Ever since updating to 7.9.2, filebeat has failed to start as a service.
Ubuntu 20.04.1 LTS (Focal Fossa)
systemctl status filebeat
ā filebeat.service - Filebeat sends log files to Logstash or directly to Elasticsearch.
Loaded: loaded (/lib/systemd/system/filebeat.service; enabled; vendor preset: enabled)
Active: failed (Result: exit-code) since Tue 2020-10-06 18:57:45 MDT; 414ms ago
Docs: https://www.elastic.co/products/beats/filebeat
Process: 5939 ExecStart=/usr/share/filebeat/bin/filebeat --environment systemd $BEAT_LOG_OPTS $BEAT_CONFIG_OPTS $BEAT_PATH_OPTS (code=exited, stat>
Main PID: 5939 (code=exited, status=1/FAILURE)
Oct 06 18:57:45 lubuntu-imac07 systemd[1]: filebeat.service: Scheduled restart job, restart counter is at 5.
Oct 06 18:57:45 lubuntu-imac07 systemd[1]: Stopped Filebeat sends log files to Logstash or directly to Elasticsearch..
Oct 06 18:57:45 lubuntu-imac07 systemd[1]: filebeat.service: Start request repeated too quickly.
Oct 06 18:57:45 lubuntu-imac07 systemd[1]: filebeat.service: Failed with result 'exit-code'.
Oct 06 18:57:45 lubuntu-imac07 systemd[1]: Failed to start Filebeat sends log files to Logstash or directly to Elasticsearch..
Tried re-installing the packages.
Tried removing the service completely.
Have tried to stop and restart the service many times.
I was thinking the same thing but there are no log entries at all regarding the service error. If I run filebeat manually then the logs show new data but nothing via systemctl
Yes that was the command I did not know and it shows the problem
Oct 06 18:57:45 lubuntu-imac07 filebeat[5939]: Exiting: error loading config file: config file ("/etc/filebeat/filebeat.yml") must be owned by the user identifier (uid=0) or root
Oct 06 18:57:45 lubuntu-imac07 systemd[1]: filebeat.service: Main process exited, code=exited, status=1/FAILURE
-- Subject: Unit process exited
-- Defined-By: systemd
-- Support: http://www.ubuntu.com/support
--
-- An ExecStart= process belonging to unit filebeat.service has exited.
--
-- The process' exit code is 'exited' and its exit status is 1.
I don't remember changing the permissions to the file but clearly that is the issue.
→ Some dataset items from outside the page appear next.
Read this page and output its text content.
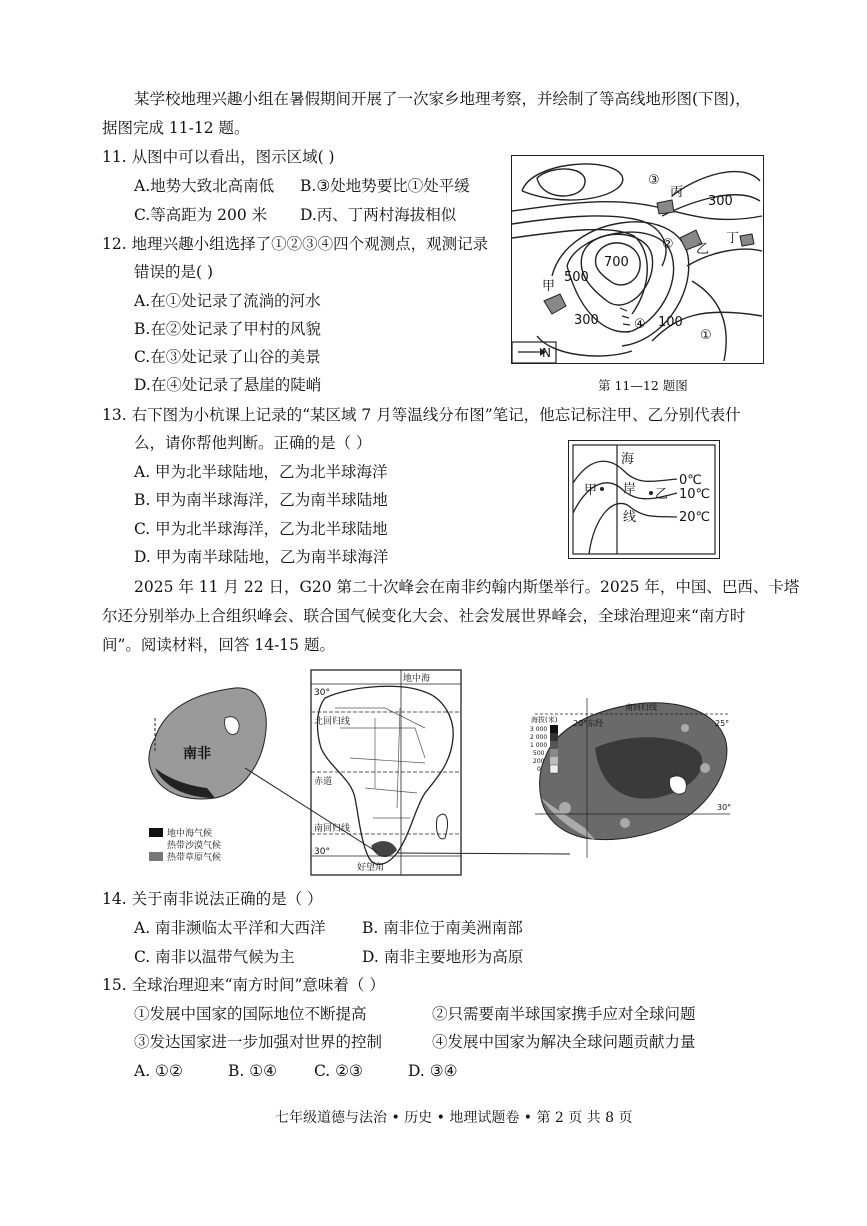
某学校地理兴趣小组在暑假期间开展了一次家乡地理考察，并绘制了等高线地形图(下图)，
据图完成 11-12 题。
11. 从图中可以看出，图示区域( )
A.地势大致北高南低 B.③处地势要比①处平缓
C.等高距为 200 米 D.丙、丁两村海拔相似
12. 地理兴趣小组选择了①②③④四个观测点，观测记录
错误的是( )
A.在①处记录了流淌的河水
B.在②处记录了甲村的风貌
C.在③处记录了山谷的美景
D.在④处记录了悬崖的陡峭
700
500
300
300
100
①
②
③
④
甲
乙
丙
丁
N
第 11—12 题图
13. 右下图为小杭课上记录的“某区域 7 月等温线分布图”笔记，他忘记标注甲、乙分别代表什
么，请你帮他判断。正确的是（ ）
A. 甲为北半球陆地，乙为北半球海洋
B. 甲为南半球海洋，乙为南半球陆地
C. 甲为北半球海洋，乙为北半球陆地
D. 甲为南半球陆地，乙为南半球海洋
海
岸
线
甲	乙
0℃
10℃
20℃
2025 年 11 月 22 日，G20 第二十次峰会在南非约翰内斯堡举行。2025 年，中国、巴西、卡塔
尔还分别举办上合组织峰会、联合国气候变化大会、社会发展世界峰会，全球治理迎来“南方时
间”。阅读材料，回答 14-15 题。
南非
地中海气候
热带沙漠气候
热带草原气候
30°
地中海
北回归线
赤道
南回归线
30°
好望角
海拔(米)
3 000
2 000
1 000
500
200
0
南回归线
25°
20°东经
30°
14. 关于南非说法正确的是（ ）
A. 南非濒临太平洋和大西洋 B. 南非位于南美洲南部
C. 南非以温带气候为主	D. 南非主要地形为高原
15. 全球治理迎来“南方时间”意味着（ ）
①发展中国家的国际地位不断提高	②只需要南半球国家携手应对全球问题
③发达国家进一步加强对世界的控制	④发展中国家为解决全球问题贡献力量
A. ①②	B. ①④ C. ②③	D. ③④
七年级道德与法治 • 历史 • 地理试题卷 • 第 2 页 共 8 页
The is the weird thing about Linux that confuses me. Why does root have to own the file? If I set the ownership that the prevents my personal user from editing the file. Why can't it be both?
It explained in the first paragraph of link that I shared
On systems with POSIX file permissions, all Beats configuration files are subject to ownership and file permission checks. The purpose of these checks is to prevent unauthorized users from providing or modifying configurations that are run by the Beat. The owner of the configuration files must be either root or the user who is executing the Beat process. The permissions on each file must disallow writes by anyone other than the owner.